The rea­son for Apple to keep itself closed is inter­est­ing too, Davidson says. Companies like Microsoft and Adobe sought to con­trol their mar­kets, to win all the cus­tomers and then have the power to set their own terms.

Apple, on the other hands, keeps itself closed just to dif­fer­en­ti­ate itself from its com­peti­tors, which Apple hopes con­sumers will see as infe­rior to Apple itself. Apple main­tains its excep­tion­al­ity by being closed, and “Apple will stay closed as long as being closed is a net pos­i­tive to their busi­ness.,” Davidson writes.

Interesting stuff. Davidson’s post and Jobs’ let­ter are def­i­nitely worth full reads. Also of note is this, from Davidson:

Flash has taken a slightly dif­fer­ent path towards pub­lic dis­taste and I actu­ally don’t blame Adobe for most of it. When Flash first came out, only the most tal­ented design vision­ar­ies used it. When a new Flash site came out in 1999, each one was like a new DaVinci… beau­ti­ful works of art that moved the web from a tame, ugly typo­graph­i­cally poor medium to a cen­ter stage for creativity.

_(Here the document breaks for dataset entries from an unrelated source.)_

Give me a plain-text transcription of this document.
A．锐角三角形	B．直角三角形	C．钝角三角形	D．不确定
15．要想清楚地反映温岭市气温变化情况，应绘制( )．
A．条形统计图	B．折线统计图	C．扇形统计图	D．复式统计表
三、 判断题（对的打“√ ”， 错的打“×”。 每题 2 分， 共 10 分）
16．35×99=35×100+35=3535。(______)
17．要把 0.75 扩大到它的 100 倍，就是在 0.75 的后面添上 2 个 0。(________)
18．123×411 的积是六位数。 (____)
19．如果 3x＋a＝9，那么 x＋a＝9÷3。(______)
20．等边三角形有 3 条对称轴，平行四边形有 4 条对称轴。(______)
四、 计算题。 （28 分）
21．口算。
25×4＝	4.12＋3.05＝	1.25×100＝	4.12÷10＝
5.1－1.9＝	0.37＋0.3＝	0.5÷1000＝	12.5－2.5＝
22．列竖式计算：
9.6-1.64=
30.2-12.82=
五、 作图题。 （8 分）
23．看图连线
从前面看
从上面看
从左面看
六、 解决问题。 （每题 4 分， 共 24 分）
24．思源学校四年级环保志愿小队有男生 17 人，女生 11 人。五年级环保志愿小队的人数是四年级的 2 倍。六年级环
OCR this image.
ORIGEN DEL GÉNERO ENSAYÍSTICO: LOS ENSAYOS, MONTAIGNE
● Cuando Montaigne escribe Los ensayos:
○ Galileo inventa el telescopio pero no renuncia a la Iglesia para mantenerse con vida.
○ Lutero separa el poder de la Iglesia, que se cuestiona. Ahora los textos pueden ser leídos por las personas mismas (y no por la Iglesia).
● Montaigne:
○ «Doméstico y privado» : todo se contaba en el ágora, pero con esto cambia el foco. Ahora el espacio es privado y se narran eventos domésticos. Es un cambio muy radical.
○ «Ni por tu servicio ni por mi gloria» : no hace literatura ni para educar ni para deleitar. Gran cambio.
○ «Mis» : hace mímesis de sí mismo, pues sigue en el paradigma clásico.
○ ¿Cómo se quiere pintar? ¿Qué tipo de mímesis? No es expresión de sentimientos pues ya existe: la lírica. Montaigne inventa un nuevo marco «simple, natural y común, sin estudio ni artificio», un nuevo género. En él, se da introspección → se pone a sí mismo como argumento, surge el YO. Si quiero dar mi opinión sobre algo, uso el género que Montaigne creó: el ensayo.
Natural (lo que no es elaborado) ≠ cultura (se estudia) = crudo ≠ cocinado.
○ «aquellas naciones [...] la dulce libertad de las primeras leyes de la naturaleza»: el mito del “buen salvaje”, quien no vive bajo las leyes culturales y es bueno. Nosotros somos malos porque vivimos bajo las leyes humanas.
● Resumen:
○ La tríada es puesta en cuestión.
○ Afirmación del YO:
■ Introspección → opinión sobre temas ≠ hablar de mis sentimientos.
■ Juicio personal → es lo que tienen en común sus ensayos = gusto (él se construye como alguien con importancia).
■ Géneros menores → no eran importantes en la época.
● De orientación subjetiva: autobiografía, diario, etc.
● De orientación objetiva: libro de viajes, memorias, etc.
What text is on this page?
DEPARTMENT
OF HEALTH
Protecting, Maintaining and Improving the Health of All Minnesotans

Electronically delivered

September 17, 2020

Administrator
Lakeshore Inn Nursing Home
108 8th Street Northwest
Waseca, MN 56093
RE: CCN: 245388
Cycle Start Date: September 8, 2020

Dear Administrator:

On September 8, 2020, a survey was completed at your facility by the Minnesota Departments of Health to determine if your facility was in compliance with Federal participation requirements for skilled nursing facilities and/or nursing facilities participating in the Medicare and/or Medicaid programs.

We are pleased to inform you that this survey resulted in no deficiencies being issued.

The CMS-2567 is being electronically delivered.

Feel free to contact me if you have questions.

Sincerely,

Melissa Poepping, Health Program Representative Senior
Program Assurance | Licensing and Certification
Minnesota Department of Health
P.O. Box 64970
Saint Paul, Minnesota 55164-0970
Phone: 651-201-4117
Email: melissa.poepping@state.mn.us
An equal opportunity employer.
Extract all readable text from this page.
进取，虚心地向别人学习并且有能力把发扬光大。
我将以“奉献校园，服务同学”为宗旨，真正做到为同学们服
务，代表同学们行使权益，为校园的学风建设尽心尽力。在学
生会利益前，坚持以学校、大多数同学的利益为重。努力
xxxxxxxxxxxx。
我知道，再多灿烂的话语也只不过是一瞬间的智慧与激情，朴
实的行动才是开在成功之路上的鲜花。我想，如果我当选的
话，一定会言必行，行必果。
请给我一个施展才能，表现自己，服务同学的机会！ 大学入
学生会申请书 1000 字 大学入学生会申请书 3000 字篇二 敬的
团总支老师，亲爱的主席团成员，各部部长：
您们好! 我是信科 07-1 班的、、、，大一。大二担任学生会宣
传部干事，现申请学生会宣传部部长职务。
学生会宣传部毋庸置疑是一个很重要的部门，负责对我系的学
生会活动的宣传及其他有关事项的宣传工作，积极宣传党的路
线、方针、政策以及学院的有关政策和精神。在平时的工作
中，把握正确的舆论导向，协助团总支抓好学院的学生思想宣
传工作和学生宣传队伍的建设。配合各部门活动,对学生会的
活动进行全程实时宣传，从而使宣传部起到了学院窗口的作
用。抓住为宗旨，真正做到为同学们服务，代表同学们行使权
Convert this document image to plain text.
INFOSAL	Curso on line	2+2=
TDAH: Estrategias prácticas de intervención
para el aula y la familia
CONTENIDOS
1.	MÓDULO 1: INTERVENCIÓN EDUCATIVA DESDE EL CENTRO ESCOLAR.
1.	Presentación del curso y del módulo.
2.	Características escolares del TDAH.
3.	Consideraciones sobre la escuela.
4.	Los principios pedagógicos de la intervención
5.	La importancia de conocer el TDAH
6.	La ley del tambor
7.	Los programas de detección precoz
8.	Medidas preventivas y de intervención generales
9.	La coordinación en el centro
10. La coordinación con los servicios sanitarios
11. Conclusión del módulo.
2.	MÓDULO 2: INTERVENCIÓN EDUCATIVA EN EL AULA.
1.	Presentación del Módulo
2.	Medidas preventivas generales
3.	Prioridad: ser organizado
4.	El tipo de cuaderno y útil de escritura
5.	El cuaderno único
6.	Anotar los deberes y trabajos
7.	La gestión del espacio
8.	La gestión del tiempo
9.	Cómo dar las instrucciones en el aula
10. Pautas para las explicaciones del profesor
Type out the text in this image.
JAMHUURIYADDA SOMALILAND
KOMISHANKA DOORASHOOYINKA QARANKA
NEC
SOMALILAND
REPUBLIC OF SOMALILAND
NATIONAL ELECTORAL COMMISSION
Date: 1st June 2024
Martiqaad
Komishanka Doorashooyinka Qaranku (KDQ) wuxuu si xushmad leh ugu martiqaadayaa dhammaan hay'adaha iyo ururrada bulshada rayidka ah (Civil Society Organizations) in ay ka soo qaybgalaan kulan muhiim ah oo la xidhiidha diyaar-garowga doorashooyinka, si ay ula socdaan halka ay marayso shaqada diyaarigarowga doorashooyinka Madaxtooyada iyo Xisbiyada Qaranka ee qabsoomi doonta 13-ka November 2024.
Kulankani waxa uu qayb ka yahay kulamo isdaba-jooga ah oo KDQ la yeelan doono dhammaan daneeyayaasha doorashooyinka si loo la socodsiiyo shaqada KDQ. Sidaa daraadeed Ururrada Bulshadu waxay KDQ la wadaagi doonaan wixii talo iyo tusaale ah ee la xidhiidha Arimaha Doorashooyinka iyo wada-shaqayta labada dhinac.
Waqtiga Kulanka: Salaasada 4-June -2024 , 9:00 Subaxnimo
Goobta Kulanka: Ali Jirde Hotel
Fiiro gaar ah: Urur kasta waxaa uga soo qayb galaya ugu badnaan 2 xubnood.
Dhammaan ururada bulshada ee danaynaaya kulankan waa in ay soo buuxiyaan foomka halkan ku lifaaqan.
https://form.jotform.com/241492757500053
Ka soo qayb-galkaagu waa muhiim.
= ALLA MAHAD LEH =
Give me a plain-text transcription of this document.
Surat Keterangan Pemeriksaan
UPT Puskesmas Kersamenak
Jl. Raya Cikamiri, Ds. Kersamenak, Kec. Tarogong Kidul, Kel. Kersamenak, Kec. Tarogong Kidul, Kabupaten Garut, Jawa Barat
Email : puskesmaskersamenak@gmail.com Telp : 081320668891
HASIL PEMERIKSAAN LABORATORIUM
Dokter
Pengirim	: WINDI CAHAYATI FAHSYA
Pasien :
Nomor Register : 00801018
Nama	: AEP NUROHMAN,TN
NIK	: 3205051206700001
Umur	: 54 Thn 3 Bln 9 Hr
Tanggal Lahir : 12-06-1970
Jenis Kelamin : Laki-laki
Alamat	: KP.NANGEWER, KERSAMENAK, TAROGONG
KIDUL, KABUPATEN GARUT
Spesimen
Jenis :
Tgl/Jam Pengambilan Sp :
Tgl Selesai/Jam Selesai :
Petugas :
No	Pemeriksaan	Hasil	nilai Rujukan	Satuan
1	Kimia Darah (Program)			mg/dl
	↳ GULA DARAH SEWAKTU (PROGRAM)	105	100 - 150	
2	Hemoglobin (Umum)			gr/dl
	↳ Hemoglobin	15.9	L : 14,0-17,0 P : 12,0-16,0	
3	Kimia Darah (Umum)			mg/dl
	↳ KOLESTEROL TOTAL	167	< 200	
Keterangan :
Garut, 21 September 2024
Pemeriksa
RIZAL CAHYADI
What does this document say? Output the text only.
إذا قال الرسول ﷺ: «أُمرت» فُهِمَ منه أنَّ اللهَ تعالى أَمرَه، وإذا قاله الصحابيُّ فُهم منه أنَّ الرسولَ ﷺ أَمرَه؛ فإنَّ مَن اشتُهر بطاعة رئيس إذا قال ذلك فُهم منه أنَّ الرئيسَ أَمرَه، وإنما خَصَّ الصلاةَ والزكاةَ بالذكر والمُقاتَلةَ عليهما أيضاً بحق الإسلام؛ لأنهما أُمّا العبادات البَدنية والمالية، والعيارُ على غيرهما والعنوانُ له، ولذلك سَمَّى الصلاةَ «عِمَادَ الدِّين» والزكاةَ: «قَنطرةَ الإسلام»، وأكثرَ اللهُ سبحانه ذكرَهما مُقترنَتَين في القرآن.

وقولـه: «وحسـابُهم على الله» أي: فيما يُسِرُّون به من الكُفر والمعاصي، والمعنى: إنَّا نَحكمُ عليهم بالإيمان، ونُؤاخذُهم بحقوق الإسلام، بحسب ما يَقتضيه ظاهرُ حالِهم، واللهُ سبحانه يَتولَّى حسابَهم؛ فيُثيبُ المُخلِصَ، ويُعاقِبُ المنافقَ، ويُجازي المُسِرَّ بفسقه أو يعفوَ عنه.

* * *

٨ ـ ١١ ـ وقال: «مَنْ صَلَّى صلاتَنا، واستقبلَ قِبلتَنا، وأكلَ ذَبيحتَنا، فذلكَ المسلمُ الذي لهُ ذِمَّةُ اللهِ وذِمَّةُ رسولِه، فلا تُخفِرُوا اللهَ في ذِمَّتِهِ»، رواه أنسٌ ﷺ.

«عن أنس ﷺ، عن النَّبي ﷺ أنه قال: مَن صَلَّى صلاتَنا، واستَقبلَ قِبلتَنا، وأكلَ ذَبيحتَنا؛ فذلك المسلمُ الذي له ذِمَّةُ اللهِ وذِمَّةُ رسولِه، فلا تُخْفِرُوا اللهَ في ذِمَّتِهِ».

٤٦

Then the adver­tis­ers got ahold of it.

When most peo­ple speak ill of Flash, they are actu­ally speak­ing ill of ads. Watching Flash video on YouTube doesn’t crash your browser; vis­it­ing a news site with five annoy­ing Flash ads all try­ing to syn­chro­nize with each other does.

It’s almost enough to make me yearn for the Web of 1996 again. Almost.